Laser-based flow cytometry and aperture-impedance methods are still the dominant technologies used for cell analysis in haematology, but both are limited to areas such as morphological analysis of red cell shape and high-sensitivity detection of platelet agglutinates and aggregates. Flow cytometry alone does not provide precise measurement of red cell volume without chemical pretreatment before detection and aperture-impedance is still considered the gold standard in the field of particle volume analysis.

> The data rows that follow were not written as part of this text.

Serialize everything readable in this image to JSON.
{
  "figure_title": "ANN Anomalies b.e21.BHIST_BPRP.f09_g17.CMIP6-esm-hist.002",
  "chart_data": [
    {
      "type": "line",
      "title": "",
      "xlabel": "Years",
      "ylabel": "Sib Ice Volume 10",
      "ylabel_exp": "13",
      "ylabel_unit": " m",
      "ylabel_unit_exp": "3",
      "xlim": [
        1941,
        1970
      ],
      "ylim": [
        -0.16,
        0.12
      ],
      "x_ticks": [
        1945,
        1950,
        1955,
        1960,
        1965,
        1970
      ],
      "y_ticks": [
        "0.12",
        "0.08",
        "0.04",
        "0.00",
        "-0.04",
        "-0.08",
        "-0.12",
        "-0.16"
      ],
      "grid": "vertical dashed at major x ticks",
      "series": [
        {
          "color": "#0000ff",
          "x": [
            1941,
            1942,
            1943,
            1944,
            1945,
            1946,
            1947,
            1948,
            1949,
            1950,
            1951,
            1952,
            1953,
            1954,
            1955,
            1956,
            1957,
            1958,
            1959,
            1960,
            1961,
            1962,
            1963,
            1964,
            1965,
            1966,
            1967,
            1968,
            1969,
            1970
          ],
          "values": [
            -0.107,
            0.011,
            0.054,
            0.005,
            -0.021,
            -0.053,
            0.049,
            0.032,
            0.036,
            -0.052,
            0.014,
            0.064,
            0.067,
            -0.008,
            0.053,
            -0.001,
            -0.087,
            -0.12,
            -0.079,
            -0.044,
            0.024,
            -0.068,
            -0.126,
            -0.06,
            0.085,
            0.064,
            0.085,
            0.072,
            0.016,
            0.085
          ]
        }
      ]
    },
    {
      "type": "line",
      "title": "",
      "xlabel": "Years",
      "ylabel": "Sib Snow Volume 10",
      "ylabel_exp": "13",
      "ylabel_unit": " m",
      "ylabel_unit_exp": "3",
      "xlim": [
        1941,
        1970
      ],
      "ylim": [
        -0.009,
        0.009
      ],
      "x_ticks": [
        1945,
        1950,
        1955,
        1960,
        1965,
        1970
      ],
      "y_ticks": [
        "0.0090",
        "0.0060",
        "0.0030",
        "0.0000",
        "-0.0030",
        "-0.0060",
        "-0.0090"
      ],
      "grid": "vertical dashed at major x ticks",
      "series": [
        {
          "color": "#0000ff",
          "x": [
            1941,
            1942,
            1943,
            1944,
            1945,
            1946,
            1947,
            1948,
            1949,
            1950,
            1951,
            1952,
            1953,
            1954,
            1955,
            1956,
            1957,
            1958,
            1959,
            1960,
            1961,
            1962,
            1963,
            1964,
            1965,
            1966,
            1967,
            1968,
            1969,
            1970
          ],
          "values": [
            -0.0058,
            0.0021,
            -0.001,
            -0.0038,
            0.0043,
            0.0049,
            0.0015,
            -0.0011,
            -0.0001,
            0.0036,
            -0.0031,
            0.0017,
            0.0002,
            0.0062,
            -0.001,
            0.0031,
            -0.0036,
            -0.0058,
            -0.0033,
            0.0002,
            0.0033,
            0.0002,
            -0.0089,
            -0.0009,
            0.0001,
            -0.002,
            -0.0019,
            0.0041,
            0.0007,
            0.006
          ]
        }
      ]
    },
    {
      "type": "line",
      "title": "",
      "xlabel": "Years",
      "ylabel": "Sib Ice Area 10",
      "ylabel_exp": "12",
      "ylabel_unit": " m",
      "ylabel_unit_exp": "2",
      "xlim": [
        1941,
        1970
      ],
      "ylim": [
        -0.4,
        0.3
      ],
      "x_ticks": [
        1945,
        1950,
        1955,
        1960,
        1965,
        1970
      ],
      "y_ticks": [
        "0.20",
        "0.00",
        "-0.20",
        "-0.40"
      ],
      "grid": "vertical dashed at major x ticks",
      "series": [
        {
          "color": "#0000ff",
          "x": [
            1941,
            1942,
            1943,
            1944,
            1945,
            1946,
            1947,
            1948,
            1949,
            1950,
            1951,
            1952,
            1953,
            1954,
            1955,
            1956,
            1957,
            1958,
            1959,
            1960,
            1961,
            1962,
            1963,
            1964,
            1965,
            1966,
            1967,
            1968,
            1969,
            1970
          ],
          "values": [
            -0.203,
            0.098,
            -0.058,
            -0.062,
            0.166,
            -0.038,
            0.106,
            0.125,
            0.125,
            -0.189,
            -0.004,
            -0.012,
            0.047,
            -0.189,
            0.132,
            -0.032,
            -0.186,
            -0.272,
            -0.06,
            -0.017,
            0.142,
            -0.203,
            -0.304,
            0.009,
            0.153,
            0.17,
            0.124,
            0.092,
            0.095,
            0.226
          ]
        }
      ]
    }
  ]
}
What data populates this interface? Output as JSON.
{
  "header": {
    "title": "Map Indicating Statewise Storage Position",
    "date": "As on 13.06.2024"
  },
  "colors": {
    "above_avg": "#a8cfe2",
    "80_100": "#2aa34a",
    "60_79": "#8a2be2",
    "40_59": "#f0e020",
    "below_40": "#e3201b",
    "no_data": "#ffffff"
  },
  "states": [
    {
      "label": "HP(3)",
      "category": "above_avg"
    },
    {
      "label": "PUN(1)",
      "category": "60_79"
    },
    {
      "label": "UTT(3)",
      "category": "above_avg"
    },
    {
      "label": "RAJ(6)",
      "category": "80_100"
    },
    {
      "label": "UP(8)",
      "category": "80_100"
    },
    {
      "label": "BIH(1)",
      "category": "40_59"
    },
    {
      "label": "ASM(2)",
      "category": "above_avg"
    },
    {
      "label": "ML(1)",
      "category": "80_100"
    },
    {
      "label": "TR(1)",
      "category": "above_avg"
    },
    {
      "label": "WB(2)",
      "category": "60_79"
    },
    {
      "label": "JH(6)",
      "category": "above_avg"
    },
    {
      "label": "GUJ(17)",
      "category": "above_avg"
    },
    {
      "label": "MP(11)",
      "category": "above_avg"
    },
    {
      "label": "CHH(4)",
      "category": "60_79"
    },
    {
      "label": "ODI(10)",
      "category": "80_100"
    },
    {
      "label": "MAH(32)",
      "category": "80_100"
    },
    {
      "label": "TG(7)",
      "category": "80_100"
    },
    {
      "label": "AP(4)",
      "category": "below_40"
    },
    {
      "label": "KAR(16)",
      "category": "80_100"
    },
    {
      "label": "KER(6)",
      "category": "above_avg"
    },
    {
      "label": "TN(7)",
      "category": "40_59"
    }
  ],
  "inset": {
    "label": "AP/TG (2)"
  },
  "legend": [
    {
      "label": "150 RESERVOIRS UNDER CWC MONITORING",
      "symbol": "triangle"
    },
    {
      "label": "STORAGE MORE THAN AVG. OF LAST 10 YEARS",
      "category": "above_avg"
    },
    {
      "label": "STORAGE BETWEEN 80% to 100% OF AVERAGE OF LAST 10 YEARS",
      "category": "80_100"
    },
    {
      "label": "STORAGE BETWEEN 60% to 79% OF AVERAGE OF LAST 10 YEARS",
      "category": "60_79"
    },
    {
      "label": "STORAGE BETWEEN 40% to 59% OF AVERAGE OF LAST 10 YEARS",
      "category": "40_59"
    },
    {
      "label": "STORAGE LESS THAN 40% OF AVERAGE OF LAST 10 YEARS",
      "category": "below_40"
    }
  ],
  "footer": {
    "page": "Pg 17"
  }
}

In the present study, an experimental prototype instrument called the imaging-combined flow cytometer (IFC) was evaluated. The IFC is equipped with an imaging device consisting of a pulse laser, lens units and a charge-coupled device (CCD) camera in addition to the flow-cytometric optical set-up. A personal computer was attached to the instrument to handle images derived from the imaging device. Laser illumination was triggered so that the image of an object was captured for each exposure of the CCD camera. Objects in the images were used to calculate size and shape information and to compute fractal texture features by image processing after each measurement.
The advantage of the IFC is that it can capture images of selected cells of interest at the same time as flow-cytometric detection. Estimation of red cell volume, discrimination of red cells and platelets, and detection of platelet agglutinates and aggregates were attempted using the IFC in combination with image processing,
It was found that image analysis on the IFC could provide a substitutional function for mean corpuscular volume (MCV) estimation and detection of platelet agglutinates and aggregates. The additional information generated by the IFC may be useful in diagnostic haematology.